Prithvi Raj
Prithvi Raj

Reputation: 31

Call Stack - while a function returns reference of local variable to the calling function which is followed by the call to another function

#include<stdio.h>

int *fun();
int main()    
{
   int *ptr;
   ptr=fun();
   printf("%d",*ptr);
   printf("%d",*ptr);
}
int * fun()
{
   int k=4;//If auto then cannot print it two times.....stack will be changed
   return(&k);
}

O/P: 4
    -2

Calling printf() for the first time prints the correct value.

Calling any function (even printf( ) ) immediately after the call to fun( ). This time printf( ) prints a garbage value. Why does this happen?Why do we not get a garbage value during the first print statement itself????

Upvotes: 0

Views: 229

Answers (3)

AnT stands with Russia
AnT stands with Russia

Reputation: 320631

Why does it surprise you? The behavior is undefined, but there's nothing unusual in observing what you observed.

All variables live somewhere in memory. When a variable gets formally destroyed (like local variables when function exits) the memory it used to occupy still exists and, most likely, still holds the last value that was written to it. That memory in now officially free, but it will continue to hold that last value until some other code reuses that memory for other purposes and overwrites it.

This is what you observe in your experiment. Even though the variable kno longer exists, pointer ptr still points to its former location. And that former location still happens to hold the last value of k, which is 4.

The very first printf "successfully" receives a copy of that value for printing. And that very first printf is actually the one that reuses the old memory location and overwrites the former value of k. All further attempts to dereference ptr will show that 4 is no longer there, which is why your second printf prints something else.

Upvotes: 2

dejavu
dejavu

Reputation: 3254

Variable k is local to fun(), means it will be destroyed when the function returns. This is a very bad coding technique and will always lead to problem.

And the reason why the first printf returns the correct value:

First of all it might or might not return the value. The thing is suppose k is written somewhere on stack memory. First time when the function returns printf might get the correct value because that part of memory might exist for a while. But this is not guaranteed.

Upvotes: 1

Eric Postpischil
Eric Postpischil

Reputation: 223264

This is not behavior you can rely on; it may and likely will differ on different systems, even different versions of the compiler or different compiler switches.

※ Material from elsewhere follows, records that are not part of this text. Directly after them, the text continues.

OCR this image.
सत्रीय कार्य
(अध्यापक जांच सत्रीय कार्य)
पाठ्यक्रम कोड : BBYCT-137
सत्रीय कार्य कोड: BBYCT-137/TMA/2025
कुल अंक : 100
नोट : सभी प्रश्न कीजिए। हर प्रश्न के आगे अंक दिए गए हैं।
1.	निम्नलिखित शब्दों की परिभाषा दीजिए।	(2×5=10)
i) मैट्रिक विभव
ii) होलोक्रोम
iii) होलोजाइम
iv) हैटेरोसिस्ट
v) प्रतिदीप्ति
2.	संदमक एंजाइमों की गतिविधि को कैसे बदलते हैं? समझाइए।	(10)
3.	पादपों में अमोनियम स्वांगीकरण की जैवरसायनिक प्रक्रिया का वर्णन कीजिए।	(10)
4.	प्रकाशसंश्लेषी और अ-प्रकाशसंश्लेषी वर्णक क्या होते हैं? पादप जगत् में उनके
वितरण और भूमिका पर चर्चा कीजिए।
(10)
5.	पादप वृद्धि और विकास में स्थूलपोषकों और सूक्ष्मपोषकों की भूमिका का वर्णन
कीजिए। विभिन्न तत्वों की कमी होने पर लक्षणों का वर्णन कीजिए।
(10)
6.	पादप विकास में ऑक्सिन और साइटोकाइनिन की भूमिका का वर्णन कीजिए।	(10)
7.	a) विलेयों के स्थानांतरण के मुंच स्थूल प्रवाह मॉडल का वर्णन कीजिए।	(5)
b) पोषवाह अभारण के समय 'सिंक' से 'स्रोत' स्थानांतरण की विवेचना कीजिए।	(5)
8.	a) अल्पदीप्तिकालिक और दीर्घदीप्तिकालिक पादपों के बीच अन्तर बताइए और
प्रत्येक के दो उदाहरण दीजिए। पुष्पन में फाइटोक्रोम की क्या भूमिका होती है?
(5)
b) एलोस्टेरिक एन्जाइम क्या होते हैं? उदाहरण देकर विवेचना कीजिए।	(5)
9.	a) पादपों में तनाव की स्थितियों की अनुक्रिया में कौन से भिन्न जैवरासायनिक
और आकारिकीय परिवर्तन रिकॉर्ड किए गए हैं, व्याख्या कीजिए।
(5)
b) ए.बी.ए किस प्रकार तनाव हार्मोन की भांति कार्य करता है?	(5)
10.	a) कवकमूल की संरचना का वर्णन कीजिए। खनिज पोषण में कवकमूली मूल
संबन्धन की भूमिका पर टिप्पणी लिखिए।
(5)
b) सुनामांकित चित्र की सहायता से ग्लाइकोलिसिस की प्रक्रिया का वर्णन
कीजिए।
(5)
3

Given that, what is likely happening is this: fun returns a pointer to where it stored k. That part of the stack is no longer reliable, because the function that allocated it has exited. Nonetheless, nobody has written over it yet, so the 4 is still where it was written. Then main prepares to call printf. To do so, it gets the first argument, *ptr. To do this, it loads from the place ptr points, which is the (former) address of k, so the load gets the 4 that is there. This 4 is stored in a register or stack location to be passed to printf. Then the address of the format string, "%d", is stored to be passed to printf. Then printf is called. At this point, printf uses a great deal of stack and writes new data where k used to be. However, the 4 that was passed as an argument is in a safe place, where arguments to printf should be, so printf prints it. Then printf returns. Then the main routine prepares to call printf again. This time, when it loads from where ptr points, the 4 is no longer there; it is some value that was written during the first call to printf. So that value is what is passed to printf and is what is printed.

Never write code that uses this behavior. It is not reliable, and it is not proper code.